Many of you are all too aware of the number of patches repairing flaws in Adobe's Reader and Acrobat software in the last couple of years. Their PDF reader is deployed on nearly all computers, which is too juicy of a target to ignore by criminals wanting new methods of infecting businesses and consumers alike.
As the quantity of malicious samples increase, it is clear that heuristic detection techniques need to be researched in order to provide better protection against this popular attack vector.
Paul Baccas from SophosLabs UK presented his paper "Finding Rules for Heuristic Detection of Malicious PDFs: With Analysis of Embedded Exploit Code" Wednesday at the 2010 Virus Bulletin conference in Vancouver, Canada.
Paul shared his analysis of clean and malicious PDF samples and showed the characteristics of PDFs that indicate how dangerous a given sample may be.
PDF is an open standard, and as a result many applications can create and render them.
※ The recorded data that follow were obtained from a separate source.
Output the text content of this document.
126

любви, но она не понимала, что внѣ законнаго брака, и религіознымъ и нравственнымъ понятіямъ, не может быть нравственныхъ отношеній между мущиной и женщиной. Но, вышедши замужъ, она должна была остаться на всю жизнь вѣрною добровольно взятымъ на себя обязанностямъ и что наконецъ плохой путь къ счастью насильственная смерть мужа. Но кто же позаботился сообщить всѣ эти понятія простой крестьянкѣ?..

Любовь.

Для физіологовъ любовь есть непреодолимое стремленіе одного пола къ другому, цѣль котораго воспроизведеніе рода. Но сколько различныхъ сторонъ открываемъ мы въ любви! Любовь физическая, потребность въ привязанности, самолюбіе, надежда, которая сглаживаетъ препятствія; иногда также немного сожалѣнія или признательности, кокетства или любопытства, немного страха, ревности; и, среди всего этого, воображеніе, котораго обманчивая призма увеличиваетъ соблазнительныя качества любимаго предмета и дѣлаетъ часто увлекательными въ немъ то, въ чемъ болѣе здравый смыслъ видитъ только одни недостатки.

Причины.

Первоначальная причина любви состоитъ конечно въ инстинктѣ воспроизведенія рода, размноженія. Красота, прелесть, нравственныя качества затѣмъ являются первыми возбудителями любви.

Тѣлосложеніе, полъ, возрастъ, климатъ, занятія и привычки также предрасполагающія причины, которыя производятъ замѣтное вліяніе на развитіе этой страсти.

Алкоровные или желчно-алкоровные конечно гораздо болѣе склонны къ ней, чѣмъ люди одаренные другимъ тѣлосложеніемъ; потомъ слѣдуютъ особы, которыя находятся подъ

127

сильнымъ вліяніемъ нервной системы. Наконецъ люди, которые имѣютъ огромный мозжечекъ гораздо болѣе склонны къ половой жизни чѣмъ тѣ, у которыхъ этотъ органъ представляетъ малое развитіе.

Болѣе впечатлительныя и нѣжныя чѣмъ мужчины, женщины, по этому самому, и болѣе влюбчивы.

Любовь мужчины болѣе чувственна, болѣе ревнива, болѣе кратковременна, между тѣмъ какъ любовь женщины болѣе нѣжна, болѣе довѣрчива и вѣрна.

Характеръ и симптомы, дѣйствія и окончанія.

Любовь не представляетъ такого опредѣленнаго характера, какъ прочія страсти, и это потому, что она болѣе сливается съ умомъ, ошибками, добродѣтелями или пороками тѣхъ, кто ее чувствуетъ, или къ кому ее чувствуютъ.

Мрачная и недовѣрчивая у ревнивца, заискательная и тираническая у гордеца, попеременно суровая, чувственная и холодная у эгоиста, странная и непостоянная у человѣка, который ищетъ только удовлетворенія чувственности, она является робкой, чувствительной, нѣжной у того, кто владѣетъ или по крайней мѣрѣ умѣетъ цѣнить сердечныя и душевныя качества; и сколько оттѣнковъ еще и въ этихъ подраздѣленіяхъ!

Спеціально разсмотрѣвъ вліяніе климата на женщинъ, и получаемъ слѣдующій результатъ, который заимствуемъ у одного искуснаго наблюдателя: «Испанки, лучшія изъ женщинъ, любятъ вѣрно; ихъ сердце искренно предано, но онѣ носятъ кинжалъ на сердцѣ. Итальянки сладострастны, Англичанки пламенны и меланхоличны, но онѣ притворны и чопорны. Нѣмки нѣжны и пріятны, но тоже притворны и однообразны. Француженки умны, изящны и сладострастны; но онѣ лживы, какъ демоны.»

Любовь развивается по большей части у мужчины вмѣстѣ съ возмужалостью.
One disadvantage this presents is that readers must be far more forgiving then they really ought to be. They ignore syntax errors, correct broken tags and many other issues which can be used to the advantage of the people exploiting the format.
The PDF format is badly in need of an overhaul. Adobe has announced they will be adding a sandbox capability to Adobe Reader to help address the security concerns administrators have with their application. Based upon Paul's research sandboxing will not go far enough to secure Reader.